How clients willing sign documents or divide or invest assets or make decisions in a void has always puzzled me. I’m almost certain that those piles of unsigned or unfunded estate planning documents is because those same clients have no idea what the consequences of their signatures will be. Will they have enough cash flow to maintain their lifestyle? Will the tax deduction really pay for the life insurance like the advisor promised?
Are we too lazy or too afraid to show our clients potential outcomes and what ifs? Are we in such a hurry to implement a plan that it’s more important to skip ahead than it is to have our clients comfortable and aware and confident that they’re making good decisions?

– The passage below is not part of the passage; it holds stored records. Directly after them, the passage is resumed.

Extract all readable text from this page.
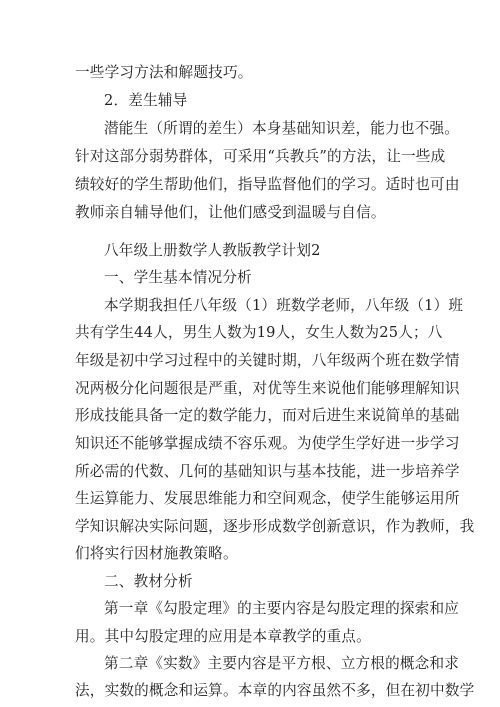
一些学习方法和解题技巧。
2．差生辅导
潜能生（所谓的差生）本身基础知识差，能力也不强。
针对这部分弱势群体，可采用“兵教兵”的方法，让一些成
绩较好的学生帮助他们，指导监督他们的学习。适时也可由
教师亲自辅导他们，让他们感受到温暖与自信。
八年级上册数学人教版教学计划2
一、学生基本情况分析
本学期我担任八年级（1）班数学老师，八年级（1）班
共有学生44人，男生人数为19人，女生人数为25人；八
年级是初中学习过程中的关键时期，八年级两个班在数学情
况两极分化问题很是严重，对优等生来说他们能够理解知识
形成技能具备一定的数学能力，而对后进生来说简单的基础
知识还不能够掌握成绩不容乐观。为使学生学好进一步学习
所必需的代数、几何的基础知识与基本技能，进一步培养学
生运算能力、发展思维能力和空间观念，使学生能够运用所
学知识解决实际问题，逐步形成数学创新意识，作为教师，我
们将实行因材施教策略。
二、教材分析
第一章《勾股定理》的主要内容是勾股定理的探索和应
用。其中勾股定理的应用是本章教学的重点。
第二章《实数》主要内容是平方根、立方根的概念和求
法，实数的概念和运算。本章的内容虽然不多，但在初中数学
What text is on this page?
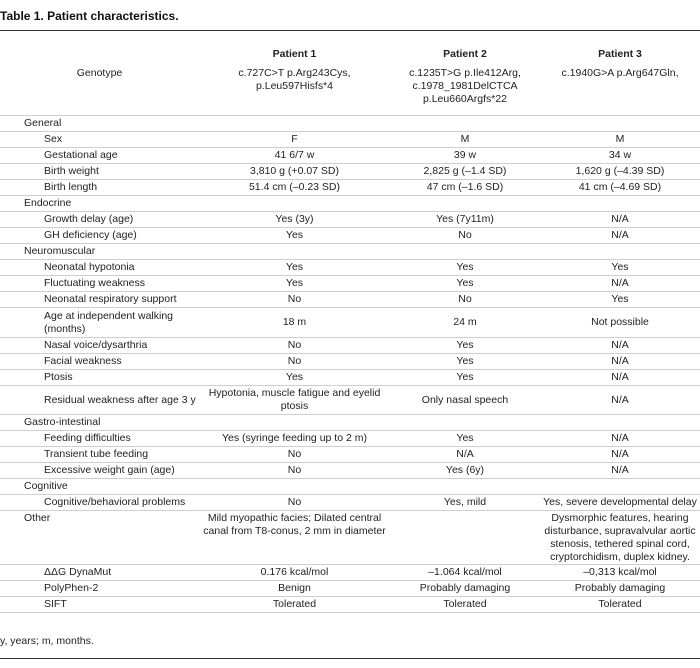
Table 1. Patient characteristics.
	Patient 1	Patient 2	Patient 3
Genotype	c.727C>T p.Arg243Cys, p.Leu597Hisfs*4	c.1235T>G p.Ile412Arg, c.1978_1981DelCTCA p.Leu660Argfs*22	c.1940G>A p.Arg647Gln,
General			
Sex	F	M	M
Gestational age	41 6/7 w	39 w	34 w
Birth weight	3,810 g (+0.07 SD)	2,825 g (–1.4 SD)	1,620 g (–4.39 SD)
Birth length	51.4 cm (–0.23 SD)	47 cm (–1.6 SD)	41 cm (–4.69 SD)
Endocrine			
Growth delay (age)	Yes (3y)	Yes (7y11m)	N/A
GH deficiency (age)	Yes	No	N/A
Neuromuscular			
Neonatal hypotonia	Yes	Yes	Yes
Fluctuating weakness	Yes	Yes	N/A
Neonatal respiratory support	No	No	Yes
Age at independent walking (months)	18 m	24 m	Not possible
Nasal voice/dysarthria	No	Yes	N/A
Facial weakness	No	Yes	N/A
Ptosis	Yes	Yes	N/A
Residual weakness after age 3 y	Hypotonia, muscle fatigue and eyelid ptosis	Only nasal speech	N/A
Gastro-intestinal			
Feeding difficulties	Yes (syringe feeding up to 2 m)	Yes	N/A
Transient tube feeding	No	N/A	N/A
Excessive weight gain (age)	No	Yes (6y)	N/A
Cognitive			
Cognitive/behavioral problems	No	Yes, mild	Yes, severe developmental delay
Other	Mild myopathic facies; Dilated central canal from T8-conus, 2 mm in diameter		Dysmorphic features, hearing disturbance, supravalvular aortic stenosis, tethered spinal cord, cryptorchidism, duplex kidney.
ΔΔG DynaMut	0.176 kcal/mol	–1.064 kcal/mol	–0,313 kcal/mol
PolyPhen-2	Benign	Probably damaging	Probably damaging
SIFT	Tolerated	Tolerated	Tolerated
y, years; m, months.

Recently I was brought into a case where there was a proposal for a large transfer to a Grantor Charitable Lead Trust. Seemed like a good idea to reduce a very large taxable estate. Other alternatives were less effective. They had already drafted the documents and hired the appraisers and transferred most of the targeted assets. Then I crunched the numbers. And it wasn’t good. There was so much taxable income and so little real income for the grantor, that he was essentially going bankrupt year by year. Oops. Big oops.
The number crunching intervention stopped the plan from proceeding. We were able to slow the process; re-examine the amount transferred and keep the negative cash flow manageable and acceptable.
Take the time. Slow down. Your clients don’t want to be hurried. The need to examine good ideas and understand all the consequences is vital to everyone’s success. We take for granted that our clients understand what we’re talking about and trust us to help them navigate the complexity of planning decisions.